Taking on the World, One Paper Cup at a Time

  • CEO says company could even do a transformational acquisition
  • Huhtamaki planning to set new targets as shares reach record

Finland’s Huhtamaki Oyj is on the hunt for acquisitions - possibly even a large-scale deal - as the world’s biggest listed food-packaging company seeks to expand in new countries and build on profitable North American operations.

The maker of paper cups and bowls for global fast-food and coffee chains like McDonald’s, Chipotle and Starbucks has made a dozen acquisitions since 2011, and is planning a fresh round, Chief Executive Officer Jukka Moisio said in an interview at the company’s headquarters in Espoo, near the capital Helsinki. Any sizable purchase could be funded with the sale of shares, which reached a record Thursday.

Jukka Moisio.

Source: Huhtamaki

“We look to find companies that complement our current focus and geographic footprint because there are many countries where we’re not present,” he said. “The main areas are southeast Asia and Africa.”
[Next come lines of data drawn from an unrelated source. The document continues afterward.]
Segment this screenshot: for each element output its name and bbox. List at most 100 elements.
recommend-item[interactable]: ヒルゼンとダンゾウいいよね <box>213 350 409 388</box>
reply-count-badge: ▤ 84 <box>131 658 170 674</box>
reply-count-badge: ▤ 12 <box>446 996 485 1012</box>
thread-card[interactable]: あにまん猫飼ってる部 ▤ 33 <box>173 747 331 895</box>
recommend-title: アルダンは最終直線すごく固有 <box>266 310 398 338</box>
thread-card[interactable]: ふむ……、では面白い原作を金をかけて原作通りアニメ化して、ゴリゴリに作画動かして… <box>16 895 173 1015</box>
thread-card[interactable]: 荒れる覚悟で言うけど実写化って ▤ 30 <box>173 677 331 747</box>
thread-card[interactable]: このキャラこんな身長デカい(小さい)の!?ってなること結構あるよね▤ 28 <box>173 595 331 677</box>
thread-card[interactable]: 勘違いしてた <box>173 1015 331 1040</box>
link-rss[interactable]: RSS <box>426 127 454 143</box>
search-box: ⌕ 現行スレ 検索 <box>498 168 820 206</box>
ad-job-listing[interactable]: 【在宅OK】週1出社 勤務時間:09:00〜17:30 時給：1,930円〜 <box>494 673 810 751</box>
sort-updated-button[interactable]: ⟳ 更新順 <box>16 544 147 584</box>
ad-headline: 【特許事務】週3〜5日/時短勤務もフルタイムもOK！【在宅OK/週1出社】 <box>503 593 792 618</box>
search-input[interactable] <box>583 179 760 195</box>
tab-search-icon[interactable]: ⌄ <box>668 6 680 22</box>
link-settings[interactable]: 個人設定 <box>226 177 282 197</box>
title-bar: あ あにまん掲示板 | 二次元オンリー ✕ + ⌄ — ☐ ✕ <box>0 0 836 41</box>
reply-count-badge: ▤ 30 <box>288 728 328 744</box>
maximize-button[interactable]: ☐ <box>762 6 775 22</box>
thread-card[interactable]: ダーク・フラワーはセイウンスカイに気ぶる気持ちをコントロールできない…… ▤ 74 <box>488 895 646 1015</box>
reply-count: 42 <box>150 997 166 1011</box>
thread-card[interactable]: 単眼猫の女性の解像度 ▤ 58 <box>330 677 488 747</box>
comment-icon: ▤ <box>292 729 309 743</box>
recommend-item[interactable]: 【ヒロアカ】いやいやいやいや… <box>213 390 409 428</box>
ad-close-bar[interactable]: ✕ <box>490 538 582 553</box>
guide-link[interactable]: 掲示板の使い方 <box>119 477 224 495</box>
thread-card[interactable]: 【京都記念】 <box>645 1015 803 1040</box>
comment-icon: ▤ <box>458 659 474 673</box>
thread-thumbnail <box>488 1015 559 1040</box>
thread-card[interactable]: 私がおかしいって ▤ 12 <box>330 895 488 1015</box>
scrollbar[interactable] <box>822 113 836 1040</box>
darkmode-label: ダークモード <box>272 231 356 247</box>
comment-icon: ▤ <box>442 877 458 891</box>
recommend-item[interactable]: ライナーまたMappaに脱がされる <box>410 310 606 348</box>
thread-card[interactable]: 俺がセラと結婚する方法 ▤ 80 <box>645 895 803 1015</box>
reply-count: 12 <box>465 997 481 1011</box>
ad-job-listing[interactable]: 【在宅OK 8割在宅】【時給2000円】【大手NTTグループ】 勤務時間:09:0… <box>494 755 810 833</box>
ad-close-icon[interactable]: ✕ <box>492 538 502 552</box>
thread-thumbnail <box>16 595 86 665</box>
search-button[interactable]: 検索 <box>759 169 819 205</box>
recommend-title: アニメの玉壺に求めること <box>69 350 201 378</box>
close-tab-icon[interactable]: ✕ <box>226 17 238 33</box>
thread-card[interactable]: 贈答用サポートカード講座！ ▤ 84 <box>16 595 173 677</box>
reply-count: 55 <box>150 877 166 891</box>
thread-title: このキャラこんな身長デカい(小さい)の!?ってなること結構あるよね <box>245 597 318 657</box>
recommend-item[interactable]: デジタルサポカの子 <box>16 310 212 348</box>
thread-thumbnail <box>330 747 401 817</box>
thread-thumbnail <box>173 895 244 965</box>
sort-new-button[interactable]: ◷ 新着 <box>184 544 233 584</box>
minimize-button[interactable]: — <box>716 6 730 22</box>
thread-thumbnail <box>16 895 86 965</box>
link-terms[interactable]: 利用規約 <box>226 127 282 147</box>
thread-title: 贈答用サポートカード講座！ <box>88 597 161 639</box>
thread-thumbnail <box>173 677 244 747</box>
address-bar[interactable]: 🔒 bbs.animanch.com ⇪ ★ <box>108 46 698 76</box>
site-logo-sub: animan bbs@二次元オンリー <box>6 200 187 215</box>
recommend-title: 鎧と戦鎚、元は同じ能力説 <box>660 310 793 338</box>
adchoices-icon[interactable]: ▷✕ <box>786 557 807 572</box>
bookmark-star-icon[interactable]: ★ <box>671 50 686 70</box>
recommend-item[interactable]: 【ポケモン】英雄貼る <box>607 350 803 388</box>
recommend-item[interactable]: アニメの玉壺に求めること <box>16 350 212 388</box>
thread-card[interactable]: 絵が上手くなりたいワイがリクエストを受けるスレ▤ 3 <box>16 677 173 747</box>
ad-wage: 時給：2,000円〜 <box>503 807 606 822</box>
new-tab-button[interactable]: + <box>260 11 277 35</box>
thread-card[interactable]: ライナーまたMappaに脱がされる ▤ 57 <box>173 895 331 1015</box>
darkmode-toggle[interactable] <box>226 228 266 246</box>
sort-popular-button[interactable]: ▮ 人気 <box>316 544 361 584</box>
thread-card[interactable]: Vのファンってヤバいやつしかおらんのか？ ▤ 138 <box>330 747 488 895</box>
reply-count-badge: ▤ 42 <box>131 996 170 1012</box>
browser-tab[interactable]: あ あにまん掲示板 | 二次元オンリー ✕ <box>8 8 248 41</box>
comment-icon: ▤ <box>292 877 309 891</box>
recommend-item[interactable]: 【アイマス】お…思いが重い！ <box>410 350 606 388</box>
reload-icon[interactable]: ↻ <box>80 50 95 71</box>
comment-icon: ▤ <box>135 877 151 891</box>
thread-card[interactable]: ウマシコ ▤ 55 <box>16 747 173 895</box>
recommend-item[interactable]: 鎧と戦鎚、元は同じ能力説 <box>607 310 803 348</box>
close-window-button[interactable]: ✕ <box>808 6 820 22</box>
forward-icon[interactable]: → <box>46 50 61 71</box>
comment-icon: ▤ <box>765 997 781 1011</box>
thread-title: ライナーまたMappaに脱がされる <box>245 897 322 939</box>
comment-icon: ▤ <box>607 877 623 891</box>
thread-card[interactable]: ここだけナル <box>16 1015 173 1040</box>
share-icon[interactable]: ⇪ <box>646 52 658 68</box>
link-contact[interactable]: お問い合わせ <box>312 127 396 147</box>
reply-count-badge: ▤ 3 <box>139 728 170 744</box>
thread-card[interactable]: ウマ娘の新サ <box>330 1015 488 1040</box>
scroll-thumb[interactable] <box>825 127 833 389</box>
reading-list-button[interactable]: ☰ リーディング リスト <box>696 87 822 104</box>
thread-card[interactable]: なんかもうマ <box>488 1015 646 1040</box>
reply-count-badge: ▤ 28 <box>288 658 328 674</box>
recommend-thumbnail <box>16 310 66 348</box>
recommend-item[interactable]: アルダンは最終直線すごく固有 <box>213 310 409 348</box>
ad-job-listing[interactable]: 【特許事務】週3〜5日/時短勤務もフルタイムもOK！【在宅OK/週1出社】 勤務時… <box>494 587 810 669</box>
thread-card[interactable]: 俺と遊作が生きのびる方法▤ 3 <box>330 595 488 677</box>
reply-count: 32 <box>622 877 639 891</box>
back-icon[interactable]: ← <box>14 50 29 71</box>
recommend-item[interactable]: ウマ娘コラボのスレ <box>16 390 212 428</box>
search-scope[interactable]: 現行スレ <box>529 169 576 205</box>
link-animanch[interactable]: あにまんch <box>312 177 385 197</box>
A fresh wave of acquisitions would build on a decades-long transformation of Huhtamaki from a conglomerate making everything from women’s clothing to electronics components. Named after founder Heikki Huhtamaki, the son of a village baker who started a candy-making business almost a century ago, the company’s focus grew out of an in-house packaging operation. It now competes with Denmark’s Hartmann A/S to be the world’s largest egg-carton maker, and vies for disposable-cutlery customers with Dart Container Corp. in the U.S. and Italy’s Seda.

Huhtamaki has between 400 million euros ($446 million) and 500 million euros available for acquisitions and is in the market for targets in developed markets with annual revenue of 50 to 100 million euros, Moisio said.

The company is looking at smaller targets in emerging markets such as Malaysia, Indonesia and the Philippines. Positive Packaging, an Indian company that Huhtamaki bought last year to add some 220 million euros in annual revenue, was an unusually large find, he said.

The CEO said he would consider issuing new shares or selling reserve stock to finance a larger, transformational acquisition, and the recent share price development has boosted the potential returns from any stock sale.

Shares fell 0.5 percent to 37.47 euros as of 12:21 p.m. in Helsinki. They reached a record Thursday in part because first-quarter results published April 21 showed a boost from U.S. growth.

Huhtamaki’s North American segment, which supplies Unilever with cups for Ben & Jerry’s ice cream, grew by 10 percent during the period, and Moisio said the company is now reaping the benefits of investments made three to four years ago.

“We need to build on that platform,” he said. “We are working on plans to advance the North American operations in the years to come.”

The performance in the U.S., which represents about 35 percent of Huhtamaki’s revenue, will be important as Moisio looks beyond mid-term goals unveiled in March 2015. These included comparable sales growth of 5 to 7 percent and an operating profit margin of at least 9 percent. The company reached 6 percent sales growth in the first quarter after 4 percent for all of 2015, and a margin of 8.7 percent in 2015.

“If we’re very close to our targets, or achieving them, it’s an important thing and a signal to our stakeholders and ourselves that we’ve achieved what we wanted to achieve and now it’s time to set a new horizon,” Moisio said. The company will likely announce new goals for the next few years at a capital markets day later this year, he said.